Was Futurism an art movement that found its very origins in Fascist propaganda, or was it initially separate from it and transformed and used by the Fascists to promote their agenda?

by TimothyGonzalez
TenMinuteHistory

I assume here that you're talking about the connection between Futurism and Fascism in Italy specifically. Futurism as a movement was not fascist in origin. By the time the Fascists came to power, there was some overlap in ideology when it came to visions of a future society and so forth, but Futurism is not inherently linked to a Fascism.

The futurists (Mayakovsky et al.) in Russia were supported by the early Soviet government and similarly looked at the revolution with hope. In the Soviet Union they were before too long dismissed as formalists (as were many other avant garde artists/art forms in the late 1920s early 30s in the Soviet Union). A similar thing happened in Italy in the late 1930s.

So, to address your points individually. No, it does not have its very origins in Fascist propaganda. Also, Futurism was not monolithic enough to say that it was "transformed and used by Fascists to promote their agenda." Even if we are talking solely about Italy, the connection between the two is a bit more complicated.

miyakami

No. The first Futurist manifesto (Marinetti's The Futurist Manifesto, published in 1909), while having proto-fascist ideas such as "[w]e want to glorify war — the only cure for the world — militarism, patriotism, the destructive gesture of the anarchists, the beautiful ideas which kill, and contempt for woman", was not tied to any specific political party or ideology. Marinetti was trying to imagine an idealized, violent, mechanical future that he thought was inevitable. Carlo Carra, another early Futurist member, supported anarchism (evident in his painting Funeral of the Anarchist Galli). Futurism began strictly as an art movement that appropriated ideologies like socialism and anarchism because of their call to destroy bourgeois culture, and their provocative, propagandistic style was in the beginning strictly aesthetic.

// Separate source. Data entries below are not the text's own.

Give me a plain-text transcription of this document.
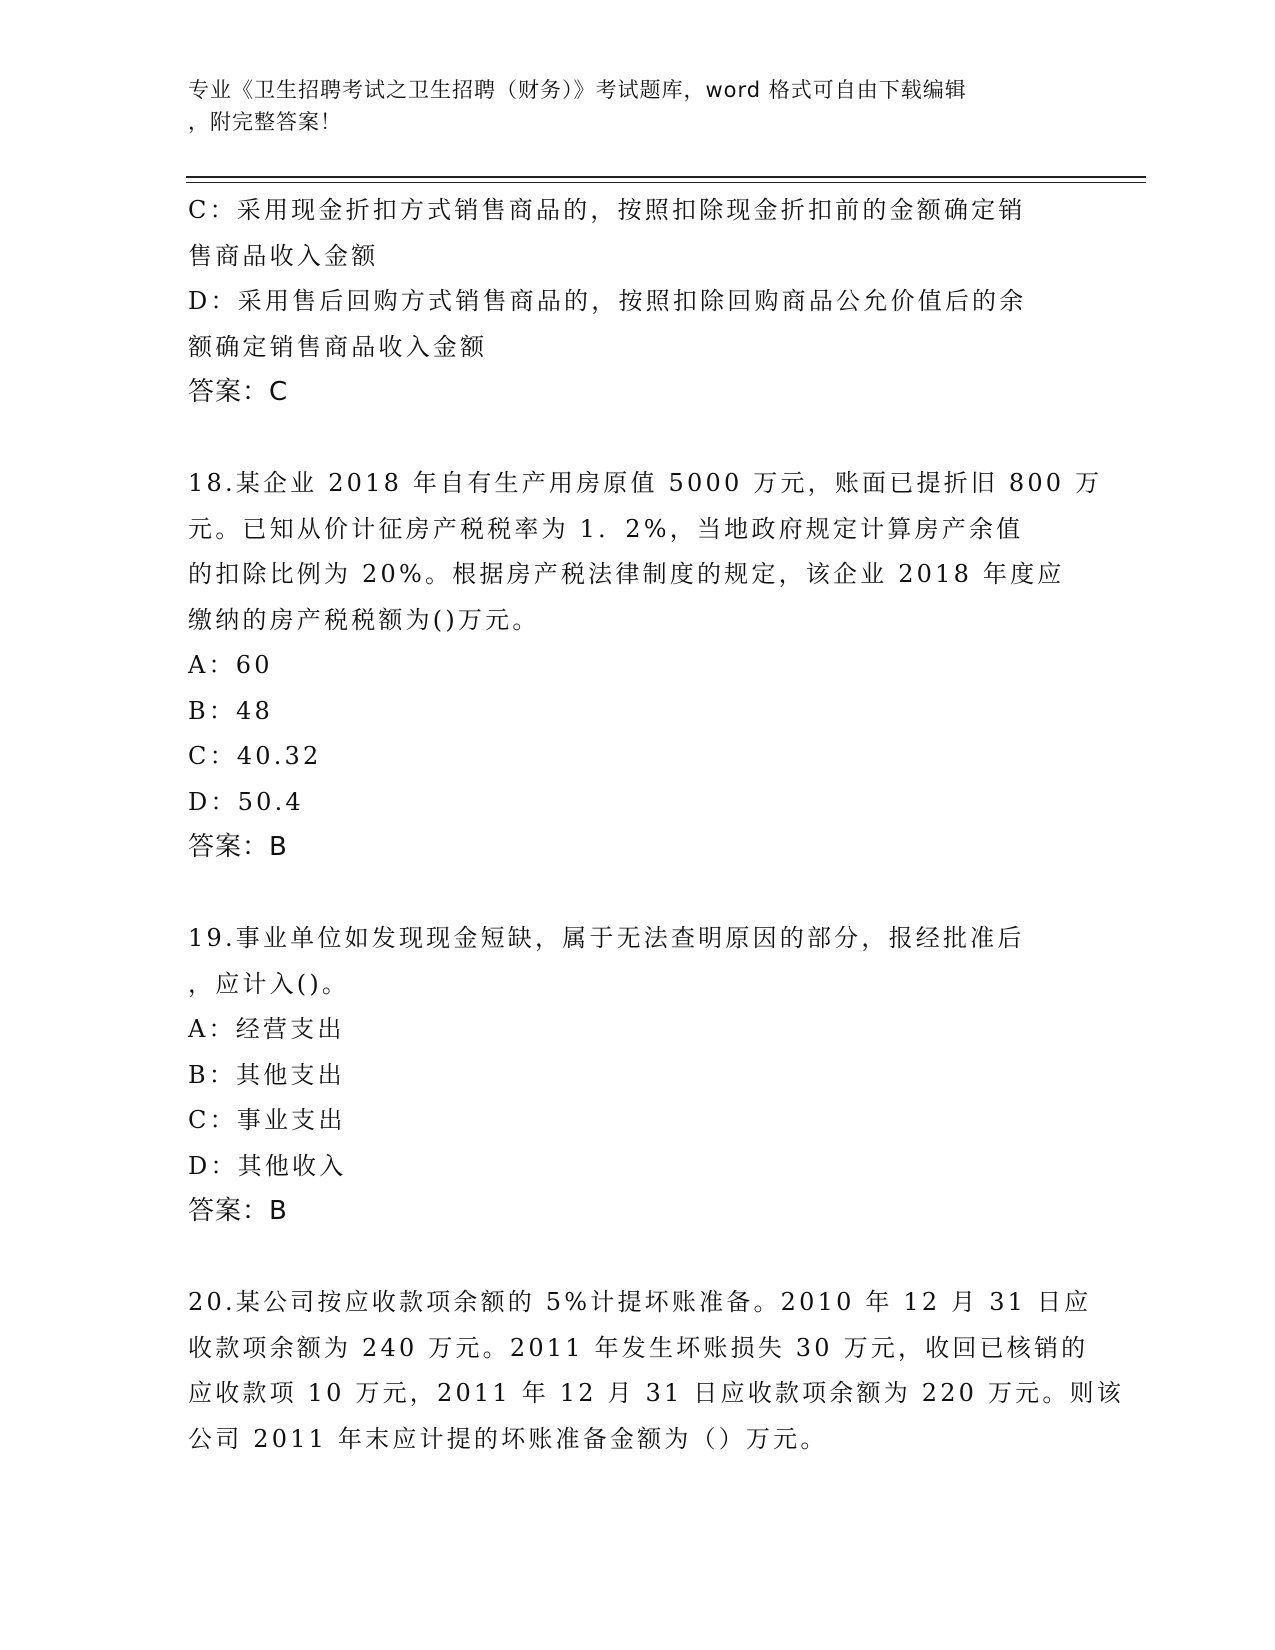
专业《卫生招聘考试之卫生招聘（财务）》考试题库，word 格式可自由下载编辑
，附完整答案！
C：采用现金折扣方式销售商品的，按照扣除现金折扣前的金额确定销
售商品收入金额
D：采用售后回购方式销售商品的，按照扣除回购商品公允价值后的余
额确定销售商品收入金额
答案：C
18.某企业 2018 年自有生产用房原值 5000 万元，账面已提折旧 800 万
元。已知从价计征房产税税率为 1．2%，当地政府规定计算房产余值
的扣除比例为 20%。根据房产税法律制度的规定，该企业 2018 年度应
缴纳的房产税税额为()万元。
A：60
B：48
C：40.32
D：50.4
答案：B
19.事业单位如发现现金短缺，属于无法查明原因的部分，报经批准后
，应计入()。
A：经营支出
B：其他支出
C：事业支出
D：其他收入
答案：B
20.某公司按应收款项余额的 5%计提坏账准备。2010 年 12 月 31 日应
收款项余额为 240 万元。2011 年发生坏账损失 30 万元，收回已核销的
应收款项 10 万元，2011 年 12 月 31 日应收款项余额为 220 万元。则该
公司 2011 年末应计提的坏账准备金额为（）万元。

Futurism wasn't co-opted by Mussolini's National Fascist Party, but instead, a few years after he founded the movement, Marinetti tried to make Futurism the official art of Fascist Italy, although he never succeeded and eventually condemned the NFP. The Futurist style, though, the use of manifestos especially, influenced a lot of propagandists and found itself being used for both far-right and far-left ends.

Vladith

Did Fascist governments utilize the futurist style more than Socialist or Communist governments? Even in the Capitalist West, government projects like the American WPA used futurist-inspired art to promote "American values" and raise morale.